5. Plan for Redis Outages
Redis is highly reliable, but like any system, it can fail. We implemented circuit breakers to gracefully fall back to direct database access when Redis is unavailable.
func (s *Service) GetUserWithCircuitBreaker(ctx context.Context, id string) (*User, error) {
if !s.redisCB.IsAllowed() {
// Circuit is open, skip cache and go directly to DB
return s.repo.GetUser(ctx, id)
}
// Try to get from cache
cacheKey := fmt.Sprintf("user:%s", id)
cachedUser, err := s.redis.Get(ctx, cacheKey).Result()

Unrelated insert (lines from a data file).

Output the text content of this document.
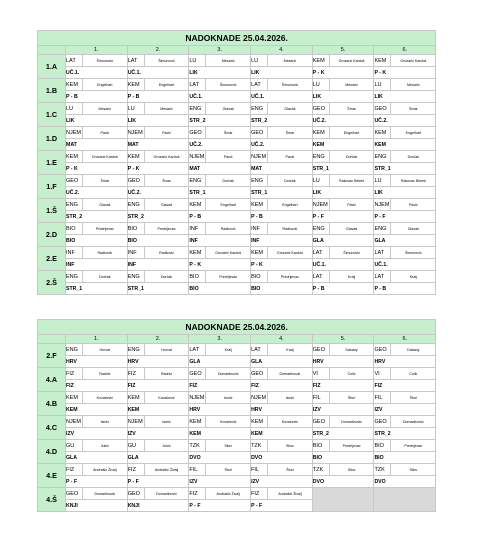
NADOKNADE 25.04.2026.												
	1.		2.		3.		4.		5.		6.	
1.A	LAT	Šimunović	LAT	Šimunović	LU	Mesarić	LU	Mesarić	KEM	Grozarić Kardoš	KEM	Grozarić Kardoš
	UČ.1.		UČ.1.		LIK		LIK		P - K		P - K	
1.B	KEM	Engelhart	KEM	Engelhart	LAT	Šimunović	LAT	Šimunović	LU	Mesarić	LU	Mesarić
	P - B		P - B		UČ.1.		UČ.1.		LIK		LIK	
1.C	LU	Mesarić	LU	Mesarić	ENG	Glavaš	ENG	Glavaš	GEO	Šmar	GEO	Šmar
	LIK		LIK		STR_2		STR_2		UČ.2.		UČ.2.	
1.D	NJEM	Pavić	NJEM	Pavić	GEO	Šmar	GEO	Šmar	KEM	Engelhart	KEM	Engelhart
	MAT		MAT		UČ.2.		UČ.2.		KEM		KEM	
1.E	KEM	Grozarić Kardoš	KEM	Grozarić Kardoš	NJEM	Pavić	NJEM	Pavić	ENG	Dorčak	ENG	Dorčak
	P - K		P - K		MAT		MAT		STR_1		STR_1	
1.F	GEO	Šmar	GEO	Šmar	ENG	Dorčak	ENG	Dorčak	LU	Rakovac Bekeš	LU	Rakovac Bekeš
	UČ.2.		UČ.2.		STR_1		STR_1		LIK		LIK	
1.Š	ENG	Glavaš	ENG	Glavaš	KEM	Engelhart	KEM	Engelhart	NJEM	Pavić	NJEM	Pavić
	STR_2		STR_2		P - B		P - B		P - F		P - F	
2.D	BIO	Predrijevac	BIO	Predrijevac	INF	Radković	INF	Radković	ENG	Glavaš	ENG	Glavaš
	BIO		BIO		INF		INF		GLA		GLA	
2.E	INF	Radković	INF	Radković	KEM	Grozarić Kardoš	KEM	Grozarić Kardoš	LAT	Šimunović	LAT	Šimunović
	INF		INF		P - K		P - K		UČ.1.		UČ.1.	
2.Š	ENG	Dorčak	ENG	Dorčak	BIO	Predrijevac	BIO	Predrijevac	LAT	Kralj	LAT	Kralj
	STR_1		STR_1		BIO		BIO		P - B		P - B	
NADOKNADE 25.04.2026.												
	1.		2.		3.		4.		5.		6.	
2.F	ENG	Horvat	ENG	Horvat	LAT	Kralj	LAT	Kralj	GEO	Dakany	GEO	Dakany
	HRV		HRV		GLA		GLA		HRV		HRV	
4.A	FIZ	Radnić	FIZ	Radnić	GEO	Domadinović	GEO	Domadinović	VI	Ćolić	VI	Ćolić
	FIZ		FIZ		FIZ		FIZ		FIZ		FIZ	
4.B	KEM	Kovačević	KEM	Kovačević	NJEM	Ismić	NJEM	Ismić	FIL	Šturi	FIL	Šturi
	KEM		KEM		HRV		HRV		IZV		IZV	
4.C	NJEM	Ismić	NJEM	Ismić	KEM	Kovačević	KEM	Kovačević	GEO	Domadinović	GEO	Domadinović
	IZV		IZV		KEM		KEM		STR_2		STR_2	
4.D	GU	Jukić	GU	Jukić	TZK	Silov	TZK	Silov	BIO	Predrijevac	BIO	Predrijevac
	GLA		GLA		DVO		DVO		BIO		BIO	
4.E	FIZ	Andrašić Živalj	FIZ	Andrašić Živalj	FIL	Šturi	FIL	Šturi	TZK	Silov	TZK	Silov
	P - F		P - F		IZV		IZV		DVO		DVO	
4.Š	GEO	Domadinović	GEO	Domadinović	FIZ	Andrašić Živalj	FIZ	Andrašić Živalj				
	KNJI		KNJI		P - F		P - F					
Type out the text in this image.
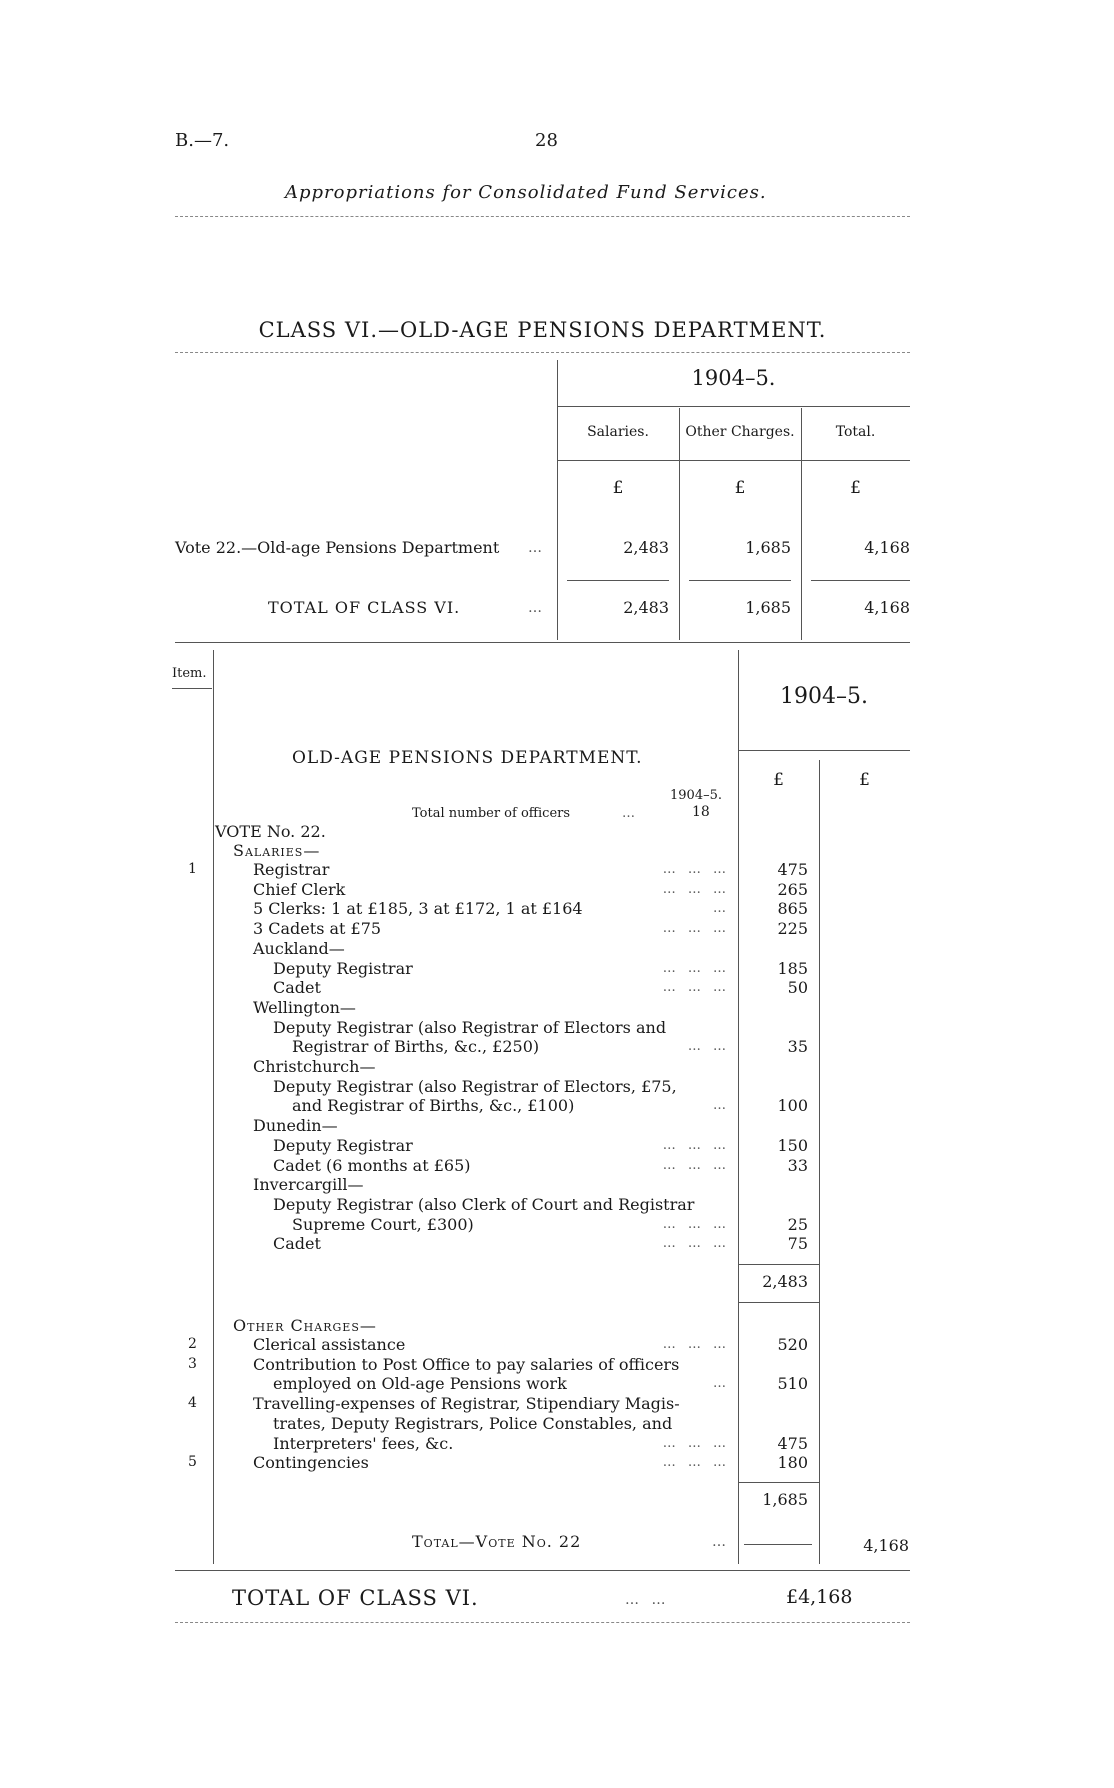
B.—7.	28
Appropriations for Consolidated Fund Services.
CLASS VI.—OLD-AGE PENSIONS DEPARTMENT.
1904–5.
Salaries.	Other Charges.	Total.
£	£	£
Vote 22.—Old-age Pensions Department …	2,483	1,685	4,168
TOTAL OF CLASS VI.	…	2,483	1,685	4,168
Item.
1904–5.
£	£
OLD-AGE PENSIONS DEPARTMENT.
1904–5.
Total number of officers	…	18
VOTE No. 22.
Salaries—
1	Registrar	… … …	475
Chief Clerk	… … …	265
5 Clerks: 1 at £185, 3 at £172, 1 at £164	…	865
3 Cadets at £75	… … …	225
Auckland—
Deputy Registrar	… … …	185
Cadet	… … …	50
Wellington—
Deputy Registrar (also Registrar of Electors and
Registrar of Births, &c., £250)	… …	35
Christchurch—
Deputy Registrar (also Registrar of Electors, £75,
and Registrar of Births, &c., £100)	…	100
Dunedin—
Deputy Registrar	… … …	150
Cadet (6 months at £65)	… … …	33
Invercargill—
Deputy Registrar (also Clerk of Court and Registrar
Supreme Court, £300)	… … …	25
Cadet	… … …	75
2,483
Other Charges—
2	Clerical assistance	… … …	520
3	Contribution to Post Office to pay salaries of officers
employed on Old-age Pensions work	…	510
4	Travelling-expenses of Registrar, Stipendiary Magis-
trates, Deputy Registrars, Police Constables, and
Interpreters' fees, &c.	… … …	475
5	Contingencies	… … …	180
1,685
Total—Vote No. 22	…	4,168
TOTAL OF CLASS VI.	… …	£4,168
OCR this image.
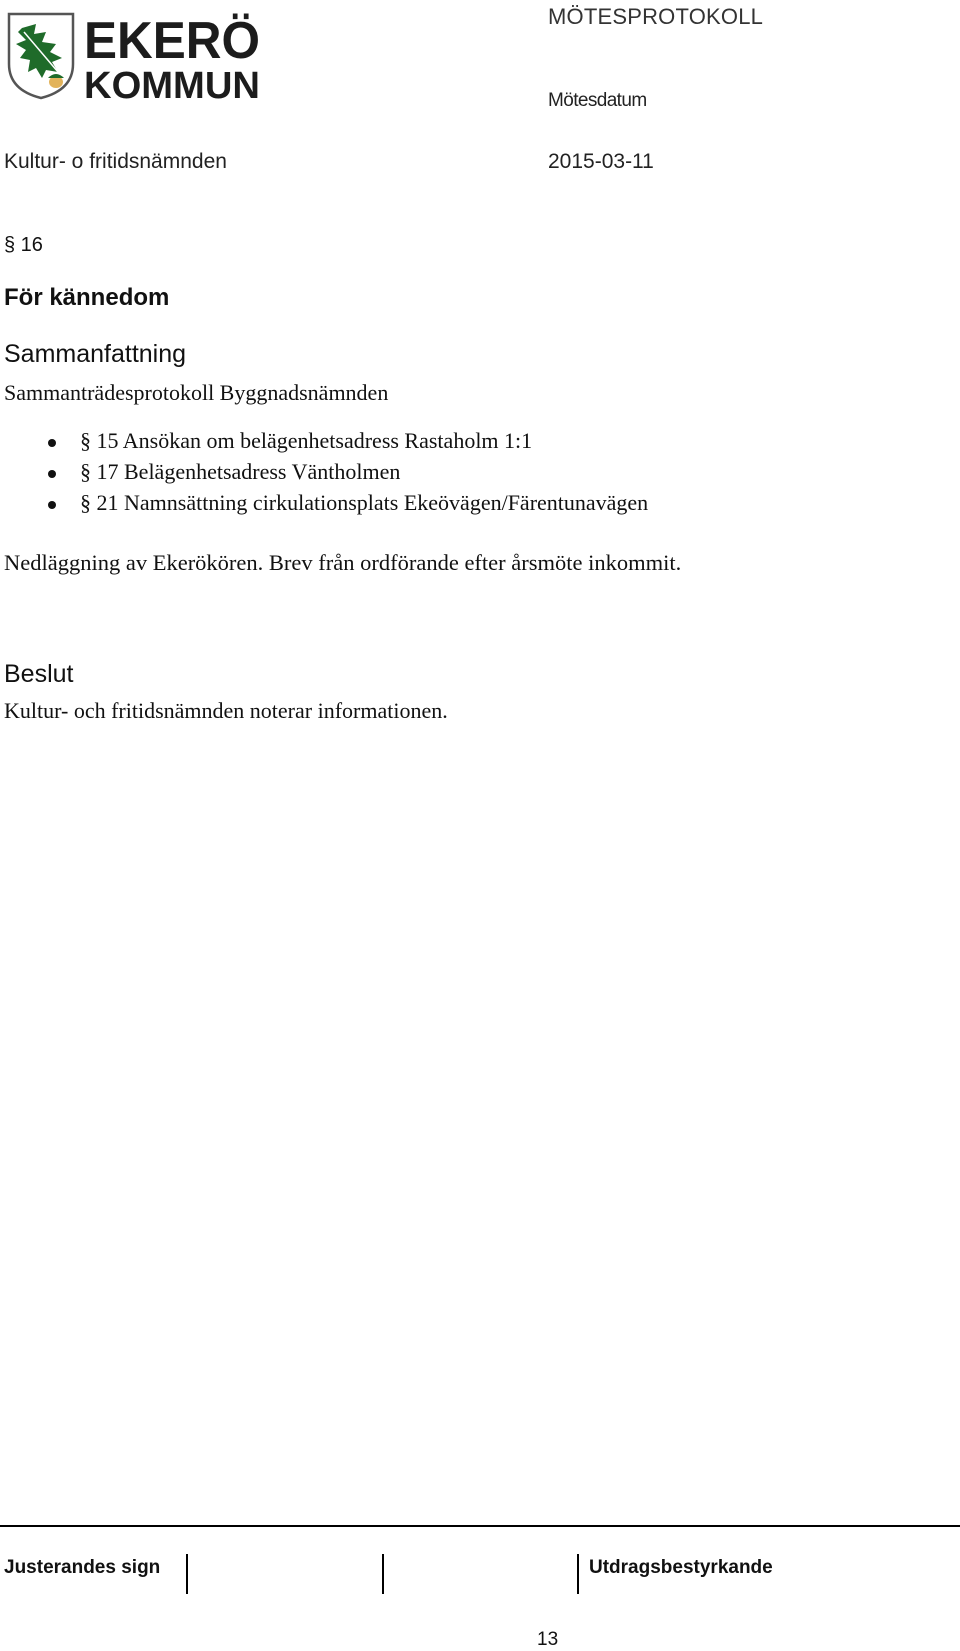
EKERÖ
KOMMUN
MÖTESPROTOKOLL
Mötesdatum
Kultur- o fritidsnämnden	2015-03-11
§ 16
För kännedom
Sammanfattning
Sammanträdesprotokoll Byggnadsnämnden
§ 15 Ansökan om belägenhetsadress Rastaholm 1:1
§ 17 Belägenhetsadress Väntholmen
§ 21 Namnsättning cirkulationsplats Ekeövägen/Färentunavägen
Nedläggning av Ekerökören. Brev från ordförande efter årsmöte inkommit.
Beslut
Kultur- och fritidsnämnden noterar informationen.
Justerandes sign	Utdragsbestyrkande
13
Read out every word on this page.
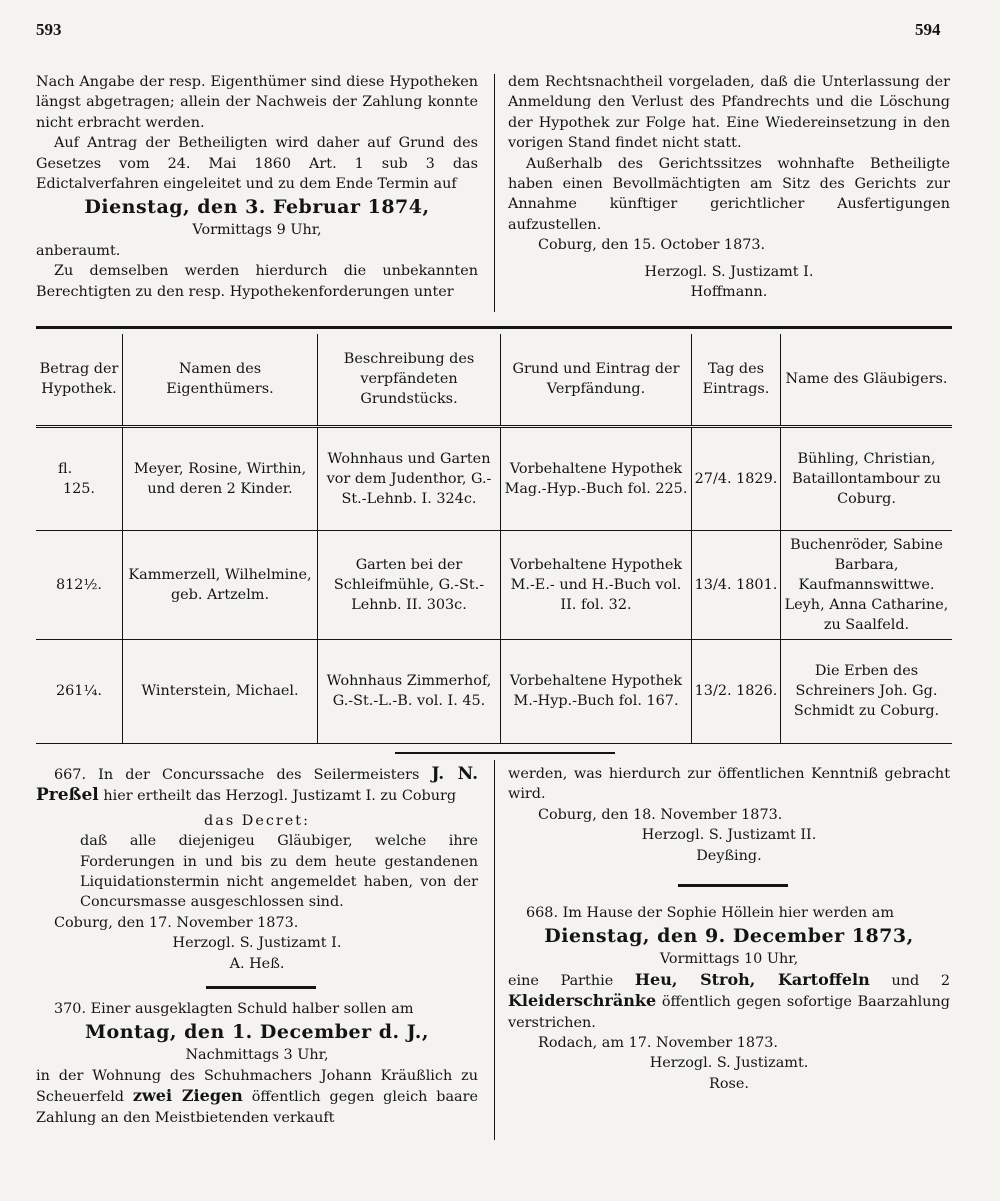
593	594

Nach Angabe der resp. Eigenthümer sind diese Hypotheken längst abgetragen; allein der Nachweis der Zahlung konnte nicht erbracht werden.

Auf Antrag der Betheiligten wird daher auf Grund des Gesetzes vom 24. Mai 1860 Art. 1 sub 3 das Edictalverfahren eingeleitet und zu dem Ende Termin auf

Dienstag, den 3. Februar 1874,

Vormittags 9 Uhr,

anberaumt.

Zu demselben werden hierdurch die unbekannten Berechtigten zu den resp. Hypothekenforderungen unter

dem Rechtsnachtheil vorgeladen, daß die Unterlassung der Anmeldung den Verlust des Pfandrechts und die Löschung der Hypothek zur Folge hat. Eine Wiedereinsetzung in den vorigen Stand findet nicht statt.

Außerhalb des Gerichtssitzes wohnhafte Betheiligte haben einen Bevollmächtigten am Sitz des Gerichts zur Annahme künftiger gerichtlicher Ausfertigungen aufzustellen.

Coburg, den 15. October 1873.

Herzogl. S. Justizamt I.

Hoffmann.

Betrag der Hypothek.	Namen des Eigenthümers.	Beschreibung des verpfändeten Grundstücks.	Grund und Eintrag der Verpfändung.	Tag des Eintrags.	Name des Gläubigers.

fl.
125.	Meyer, Rosine, Wirthin, und deren 2 Kinder.	Wohnhaus und Garten vor dem Judenthor, G.-St.-Lehnb. I. 324c.	Vorbehaltene Hypothek Mag.-Hyp.-Buch fol. 225.	27/4. 1829.	Bühling, Christian, Bataillontambour zu Coburg.
812½.	Kammerzell, Wilhelmine, geb. Artzelm.	Garten bei der Schleifmühle, G.-St.-Lehnb. II. 303c.	Vorbehaltene Hypothek M.-E.- und H.-Buch vol. II. fol. 32.	13/4. 1801.	Buchenröder, Sabine Barbara, Kaufmannswittwe. Leyh, Anna Catharine, zu Saalfeld.
261¼.	Winterstein, Michael.	Wohnhaus Zimmerhof, G.-St.-L.-B. vol. I. 45.	Vorbehaltene Hypothek M.-Hyp.-Buch fol. 167.	13/2. 1826.	Die Erben des Schreiners Joh. Gg. Schmidt zu Coburg.

667. In der Concurssache des Seilermeisters J. N. Preßel hier ertheilt das Herzogl. Justizamt I. zu Coburg

das Decret:

daß alle diejenigeu Gläubiger, welche ihre Forderungen in und bis zu dem heute gestandenen Liquidationstermin nicht angemeldet haben, von der Concursmasse ausgeschlossen sind.

Coburg, den 17. November 1873.

Herzogl. S. Justizamt I.

A. Heß.

370. Einer ausgeklagten Schuld halber sollen am

Montag, den 1. December d. J.,

Nachmittags 3 Uhr,

in der Wohnung des Schuhmachers Johann Kräußlich zu Scheuerfeld zwei Ziegen öffentlich gegen gleich baare Zahlung an den Meistbietenden verkauft

werden, was hierdurch zur öffentlichen Kenntniß gebracht wird.

Coburg, den 18. November 1873.

Herzogl. S. Justizamt II.

Deyßing.

668. Im Hause der Sophie Höllein hier werden am

Dienstag, den 9. December 1873,

Vormittags 10 Uhr,

eine Parthie Heu, Stroh, Kartoffeln und 2 Kleiderschränke öffentlich gegen sofortige Baarzahlung verstrichen.

Rodach, am 17. November 1873.

Herzogl. S. Justizamt.

Rose.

if err != nil && err != redis.Nil {
// Redis error occurred
s.redisCB.RecordFailure()
// Fall back to DB
return s.repo.GetUser(ctx, id)
}
// Record successful Redis operation
s.redisCB.RecordSuccess()
if err == nil {
// Cache hit
var user User
if err := json.Unmarshal([]byte(cachedUser), &user); err == nil {
return &user, nil
}
}
// Cache miss or unmarshal error, get from DB
user, err := s.repo.GetUser(ctx, id)
if err != nil {
return nil, err
}
// Try to store in cache, but don't fail if Redis is down
userJSON, _ := json.Marshal(user)
_ = s.redis.Set(ctx, cacheKey, userJSON, time.Minute*15)
return user, nil
}
Conclusion
Implementing Redis caching has been a game-changer for our application performance at Monitic. We've significantly reduced database load, improved response times, and enhanced the overall user experience.
While caching adds complexity to the system, the performance benefits are well worth it for high-traffic applications. The key is to approach caching strategically, measure its impact, and continuously refine your implementation based on real-world usage patterns.
If you're facing performance challenges in your application, I highly recommend exploring Redis as a caching solution. With its versatility, performance, and rich feature set, it can address a wide range of caching needs.